Moore: Also in high school you were considered a defensive player. You played both sides of the ball but you were the Northeast Defensive Player of the Year your senior year. How were you able to transition from being a defensive player to playing offense?
Williams: That is a wonderful question. Sometimes in football and in life, where you start off is not where you end up. But keeping a positive attitude and working hard, things work out. I was a defensive player, I like hitting people in the mouth and making tackles. I really thought I was going to go to college and be a defensive player. But my team, the Syracuse Orangemen, needed a tight end. The starting tight end flunked out because he was not taking care of business in school. So, they made me a tight end. At first I did not want to be a tight end. But sometimes God has a plan for you - to help you get where you got to go - that you might not understand at the time. But, I am glad that I played tight end.
Moore: I understand that going into your senior year of high school, you attended a football camp at Syracuse University. How did that help you to get a football scholarship at Syracuse University?
Williams: Inside tip for high school athletes. A good way to get noticed is to put yourself in front of college coaches. My father enrolled me in a football camp at Syracuse University. I had a chance to play ball with other guys around the country and to show my skills. It was a beautiful thing.
Instead of seeing me on film, they had an opportunity to see me up close and personal. They saw my love for the game. They called me back, to come to work out for them. They called and talked to my high school coaches. I cut the middle man and went to them directly. I am glad that I went to Syracuse University.
Moore: Another graduate of Syracuse University is Oakland Raiders owner, Al Davis. Do you and Mr. Davis talk about Syracuse University?
Williams: Yes, we talk all the time about Syracuse. Al Davis told me he was the first athlete to liftweights at Syracuse. I think he has donated a few million dollars to Syracuse. There are a few wings at the school named after Mr. Davis. Its been a dream come true to play for the Oakland Raiders and to be around Mr. Davis. Mr. Davis told me that he watched me while I was playing with Syracuse and he had his eye on me while I was playing for the St. Louis Rams. He told me after I won a championship, I was ready to be a Raider.
Moore: I understand that you developed your own foundation that works in the community?

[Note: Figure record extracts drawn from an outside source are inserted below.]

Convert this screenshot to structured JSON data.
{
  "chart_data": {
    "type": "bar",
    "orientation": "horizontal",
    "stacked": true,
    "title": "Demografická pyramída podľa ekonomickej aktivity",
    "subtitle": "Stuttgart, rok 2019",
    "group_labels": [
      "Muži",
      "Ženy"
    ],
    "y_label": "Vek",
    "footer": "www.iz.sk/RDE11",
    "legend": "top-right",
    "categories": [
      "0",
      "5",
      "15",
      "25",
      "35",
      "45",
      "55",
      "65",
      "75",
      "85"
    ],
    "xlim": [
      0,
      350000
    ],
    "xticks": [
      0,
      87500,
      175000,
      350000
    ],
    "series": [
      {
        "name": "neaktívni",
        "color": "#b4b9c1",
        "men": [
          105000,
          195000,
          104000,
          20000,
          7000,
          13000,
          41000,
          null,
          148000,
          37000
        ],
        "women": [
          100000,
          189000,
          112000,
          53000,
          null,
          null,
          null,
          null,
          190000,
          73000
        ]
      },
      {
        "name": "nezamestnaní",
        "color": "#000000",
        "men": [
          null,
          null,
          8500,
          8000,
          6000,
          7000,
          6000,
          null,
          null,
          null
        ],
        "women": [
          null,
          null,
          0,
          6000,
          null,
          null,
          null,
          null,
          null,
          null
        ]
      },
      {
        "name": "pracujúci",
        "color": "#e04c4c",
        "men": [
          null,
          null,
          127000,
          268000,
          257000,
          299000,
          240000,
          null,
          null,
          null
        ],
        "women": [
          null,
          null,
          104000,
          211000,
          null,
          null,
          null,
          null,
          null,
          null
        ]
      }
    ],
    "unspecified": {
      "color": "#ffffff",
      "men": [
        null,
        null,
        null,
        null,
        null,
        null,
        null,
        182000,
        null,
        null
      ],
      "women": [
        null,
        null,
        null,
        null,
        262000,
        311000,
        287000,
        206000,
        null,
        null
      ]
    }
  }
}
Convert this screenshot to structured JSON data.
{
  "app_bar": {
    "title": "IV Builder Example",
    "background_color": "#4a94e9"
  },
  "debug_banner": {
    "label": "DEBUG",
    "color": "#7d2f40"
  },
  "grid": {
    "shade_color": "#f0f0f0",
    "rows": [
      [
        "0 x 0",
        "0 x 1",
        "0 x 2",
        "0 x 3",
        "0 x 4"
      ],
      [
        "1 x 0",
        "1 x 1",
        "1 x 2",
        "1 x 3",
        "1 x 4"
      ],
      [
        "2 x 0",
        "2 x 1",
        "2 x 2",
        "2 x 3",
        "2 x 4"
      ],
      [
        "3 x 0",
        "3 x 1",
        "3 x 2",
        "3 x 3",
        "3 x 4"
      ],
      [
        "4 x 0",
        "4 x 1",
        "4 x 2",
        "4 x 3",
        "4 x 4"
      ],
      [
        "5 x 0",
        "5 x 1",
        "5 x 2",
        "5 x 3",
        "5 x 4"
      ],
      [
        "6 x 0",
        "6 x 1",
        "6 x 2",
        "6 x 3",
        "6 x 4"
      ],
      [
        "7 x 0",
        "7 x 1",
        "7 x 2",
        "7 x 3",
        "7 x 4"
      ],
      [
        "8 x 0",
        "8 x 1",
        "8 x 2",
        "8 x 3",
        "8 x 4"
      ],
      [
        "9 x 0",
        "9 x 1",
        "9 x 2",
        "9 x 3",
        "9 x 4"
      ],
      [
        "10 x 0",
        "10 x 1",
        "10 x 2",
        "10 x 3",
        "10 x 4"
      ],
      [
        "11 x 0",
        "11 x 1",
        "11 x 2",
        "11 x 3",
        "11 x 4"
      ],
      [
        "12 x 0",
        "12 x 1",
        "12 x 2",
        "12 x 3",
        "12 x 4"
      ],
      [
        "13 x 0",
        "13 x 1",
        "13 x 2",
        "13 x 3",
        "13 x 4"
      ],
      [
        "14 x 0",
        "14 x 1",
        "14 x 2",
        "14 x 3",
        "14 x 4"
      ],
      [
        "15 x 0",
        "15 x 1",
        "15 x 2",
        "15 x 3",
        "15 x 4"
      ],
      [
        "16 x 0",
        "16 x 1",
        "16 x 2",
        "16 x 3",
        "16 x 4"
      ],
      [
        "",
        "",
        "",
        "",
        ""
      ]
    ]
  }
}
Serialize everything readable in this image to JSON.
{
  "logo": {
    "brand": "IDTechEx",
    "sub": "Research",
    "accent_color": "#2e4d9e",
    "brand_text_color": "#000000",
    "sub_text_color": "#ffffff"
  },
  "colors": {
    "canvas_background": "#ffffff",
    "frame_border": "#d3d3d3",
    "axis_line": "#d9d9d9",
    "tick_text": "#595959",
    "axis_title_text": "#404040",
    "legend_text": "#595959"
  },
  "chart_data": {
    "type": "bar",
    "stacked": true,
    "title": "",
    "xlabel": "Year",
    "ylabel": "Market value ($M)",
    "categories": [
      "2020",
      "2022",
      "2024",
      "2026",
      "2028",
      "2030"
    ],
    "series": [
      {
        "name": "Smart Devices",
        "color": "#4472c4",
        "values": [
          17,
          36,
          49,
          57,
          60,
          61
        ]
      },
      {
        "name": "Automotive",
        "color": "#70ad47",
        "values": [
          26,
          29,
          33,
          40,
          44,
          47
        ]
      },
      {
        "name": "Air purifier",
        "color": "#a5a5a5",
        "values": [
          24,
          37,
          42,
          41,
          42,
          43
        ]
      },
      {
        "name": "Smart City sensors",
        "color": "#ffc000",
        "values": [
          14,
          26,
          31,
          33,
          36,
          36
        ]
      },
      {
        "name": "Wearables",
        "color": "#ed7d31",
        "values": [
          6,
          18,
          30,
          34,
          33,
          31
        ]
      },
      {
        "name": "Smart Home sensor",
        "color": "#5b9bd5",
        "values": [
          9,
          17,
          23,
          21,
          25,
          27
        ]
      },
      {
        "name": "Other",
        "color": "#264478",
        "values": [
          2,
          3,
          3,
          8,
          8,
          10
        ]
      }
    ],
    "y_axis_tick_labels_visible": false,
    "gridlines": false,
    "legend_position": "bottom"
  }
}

Williams: I developed the Roland Williams Life Line Foundation. The reason I named it the Life Line is - a life line is a means or route by which necessary supplies are transported. What I try to do is give the kids what they need in order to get them where they want to go. One of the big things we do is in my hometown, Rochester, New York, a free Football & Life Skills Camp. We fly in 38 football players in the NFL. Kurt Warner, Jerry Porter and all of the coaches of the Raiders have participated in my camp. We give away 30 computers. Each kid gets about $400 worth of free gear. Its unbelievable. There is no cost to the students, at least no monetary cost. We require each student to be disciplined, focused, and exert effort. If a student is late they get kicked out. No eye contact, they get kicked out. So, its serious to us that each student is dedicated. We try to give them an idea of what life is really about and what they need to do to reach the highest level of football.
I am currently in the process of trying to bring the camp to Oakland. We hope, we can put it together for the summer because I know that there are a lot of kids in Oakland that can benefit from it.